The five-year-old Charles Wallace is a “sport” because of his uncanny intelligence and mature vocabulary, but his character isn’t necessarily a “sport” in the other sense of the term. “Much of this book deals with individuality. You want to fit in, but also develop your unique identity. So it’s hard to be a sport,” Pavlova said.

Nor is it easy to be Meg, played in the movie by a young actress of color named Storm Reid. A curious pre-teen, Meg is smart and adventurous but also emotionally mercurial and temperamentally unstable. Still, readers consider her a sci-fi heroine because she learns to find strength in her faults.

“It was clear in her [Meg’s] own mind that Meg was never perfect,” Drain said.

That’s what I love about the story, too. No one tells Meg that she has to be perfect. In fact, quite the opposite—Mrs. Whatsit encourages imperfection. She says to Meg, “Meg, I give you your faults.”
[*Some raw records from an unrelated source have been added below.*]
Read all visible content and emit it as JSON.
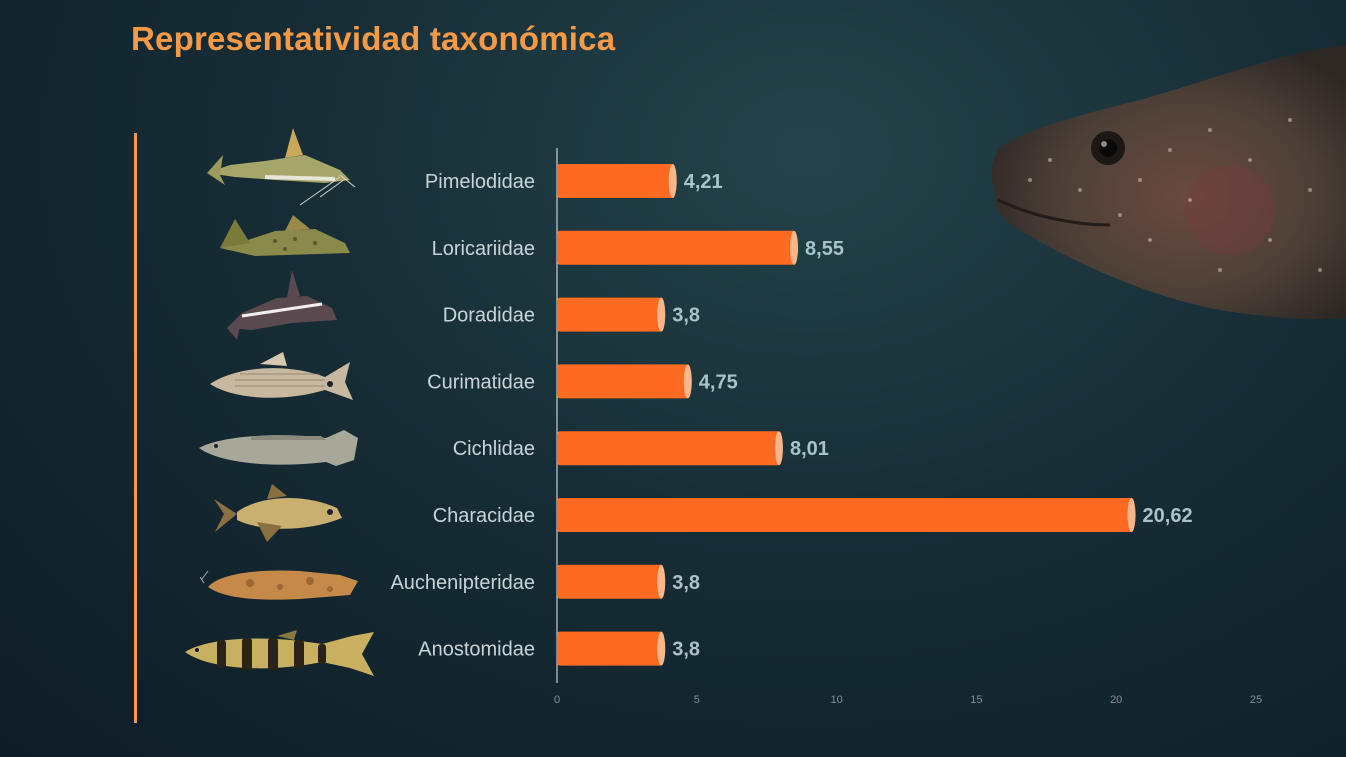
{
  "title": "Representatividad taxonómica",
  "colors": {
    "title": "#f79a45",
    "bar": "#ff6a22",
    "bar_cap": "#f7b78a",
    "label": "#c8d4d8",
    "value": "#a9c3c9",
    "tick": "#7f8f96"
  },
  "chart_data": {
    "type": "bar",
    "orientation": "horizontal",
    "categories": [
      "Pimelodidae",
      "Loricariidae",
      "Doradidae",
      "Curimatidae",
      "Cichlidae",
      "Characidae",
      "Auchenipteridae",
      "Anostomidae"
    ],
    "values": [
      4.21,
      8.55,
      3.8,
      4.75,
      8.01,
      20.62,
      3.8,
      3.8
    ],
    "value_labels": [
      "4,21",
      "8,55",
      "3,8",
      "4,75",
      "8,01",
      "20,62",
      "3,8",
      "3,8"
    ],
    "xlim": [
      0,
      25
    ],
    "xticks": [
      "0",
      "5",
      "10",
      "15",
      "20",
      "25"
    ],
    "legend": "none",
    "grid": false
  },
  "icons": {
    "thumbnails": [
      "catfish-icon",
      "pleco-icon",
      "doradid-icon",
      "curimatid-icon",
      "cichlid-icon",
      "characid-icon",
      "auchenipterid-icon",
      "anostomid-icon"
    ],
    "photo": "fish-head-photo"
  }
}
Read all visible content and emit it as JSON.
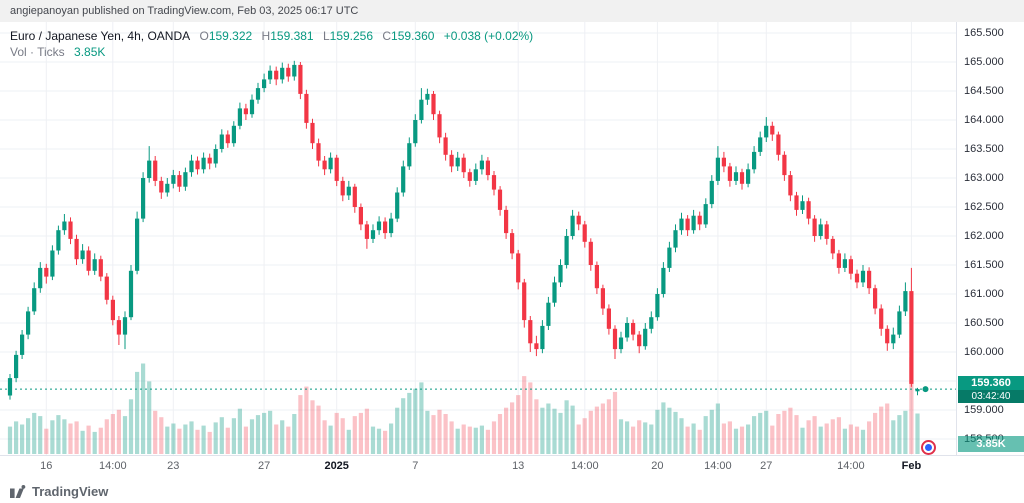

It’s an important message for young people, especially girls and students of color who might not picture themselves as scientists—experimenting, innovating, or making the mistakes that science requires. Vulnerabilities, according to L’Engle, are a sign of strength. And being brave enough to approach the world with gusto and inquisitiveness is a source of that strength.

Drain agrees. “It’s about curiosity and exploration—and you don’t have to bend and break the laws of physics to do it.”